The number of online, low-overhead boxed mattress hawkers certainly will undergo a period of sifting and winnowing in the near future, a battle for survival in which only the strong and nimble will survive. CasperTM was among the first to the battlefield, establishing both a dominant position and a slew of imitators ready to found a company with no employees, take your money, and have a mattress from some factory they have never seen drop-ship you the promise of deep sleep and the banishment of back pain to the land of wind and ghosts.


Young college-educated consumers are supposed to be aiming higher. In the 1980s or 1990s, for example, advertisers would have been throwing higher end, more Exclusive products at urban, cool younger people. These are society’s tastemakers, after all.

But a funny thing happened in the intervening years. Older generations began to salt the earth behind them, doing everything Wall Street and the MBA class could dream up to make labor less secure, jobs longer and harder, and wages lower. As long as only blue-collar employment was on the chopping block, the petit bourgeois was more than happy to play along. Think of the tax cuts! The raging Dow!

Then the reaper came for the rest of us. Slowly it became apparent that manual labor isn’t the only kind that can be outsourced; that unions can be broken in any segment of the economy; that vicious anti-government and -tax politics would coopt nativism to get the working class really enthusiastic about voting for its own destruction; that higher education would vomit enormous numbers of credentialed, debt-saddled people into the economy to drive down wages in what were once middle class professions.

Don’t think of this as a recession; think of it as the market correcting your standard of living.

Retail marketing had to change to accommodate the new reality.
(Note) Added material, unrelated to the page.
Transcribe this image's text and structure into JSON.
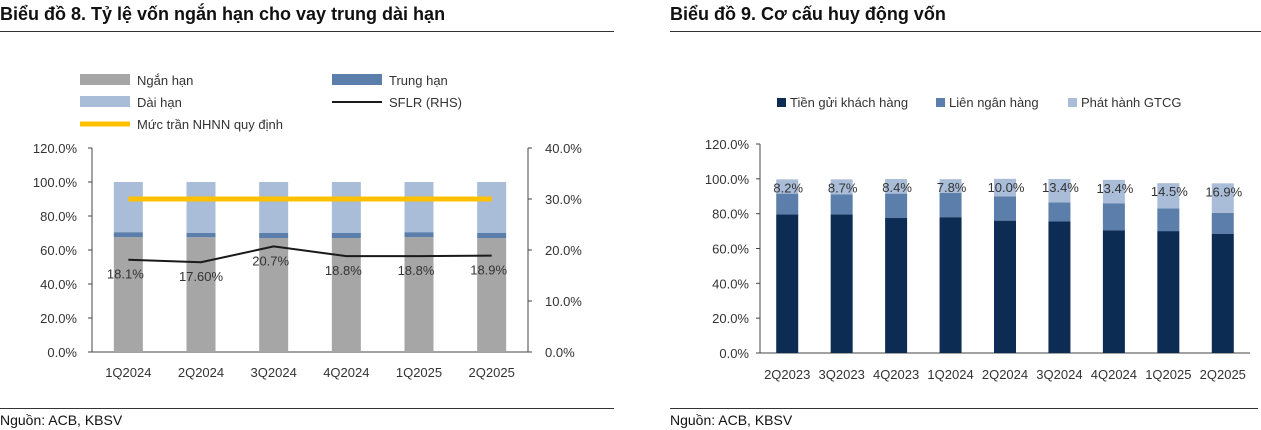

That young woman who in 1985 would have been a candidate to buy a Gordon Gekko BMW and maybe some designer dresses? Her 2018 equivalent is paying off $150,000 in college debt and devoting 50 percent of her income to a fourth-floor walkup with a roommate in the only city with any jobs left in her field. Every three months, panic ripples through her workplace with the latest round of layoffs. She doesn’t worry about “making partner” or climbing the ladder; it’s difficult enough to tread the rising water.

That person, aside from being squarely in the target audience for podcasts not hosted by Joe Rogan, was once an easy mark but now is a tricky proposition for marketers. She isn’t poor, but she also isn’t a candidate for conspicuous consumption. She’s unlikely to take on anything with a long-term financial commitment—her job might not last ten more weeks let alone ten years—and is more concerned with getting by than showing off.

A mattress is at the upper limit of the kind of discretionary purchase a young employed person might be able to afford without a loan.

At some point, someone (who was no doubt handsomely remunerated for this insight) realized that this person will never afford a car or a home. How about something that will feel like an indulgence without being gaudy? A mattress! Perfect. One thousand dollars and a decent night of sleep is about as extravagantly as any of the people down at the Co-Working Space fighting for freelance checks dare to dream.

The mattress is preternaturally suited to this kind of e-commerce. No car? No problem! We’ll bring it to you. It’s a product you’re never going to impulse-buy while out on a stroll in the nearest, coolest, most vibrant shopping neighborhood. It’s at the upper limit of the kind of discretionary purchase a young employed person might be able to afford without a loan (brands offer introductory products in the $500 to $1,000 range). And best of all, it’s easy to justify the purchase because everyone is exhausted all the time from the ten-hour days.

Aspirational purchases are still a thing, of course. We’ve just had to lower the bar a bit. Actually, quite a bit. Condos? Dior? Sports cars? A little place in the Keys? No, today’s younger workforce aspires to things like “maybe having health insurance, someday” or— if we’re really feeling naughty—a moderately priced replacement for the stained $99 twin bed that saw us through college.

Dare to dream! And dare to do it in the hedonistic comfort only CasperTM can deliver.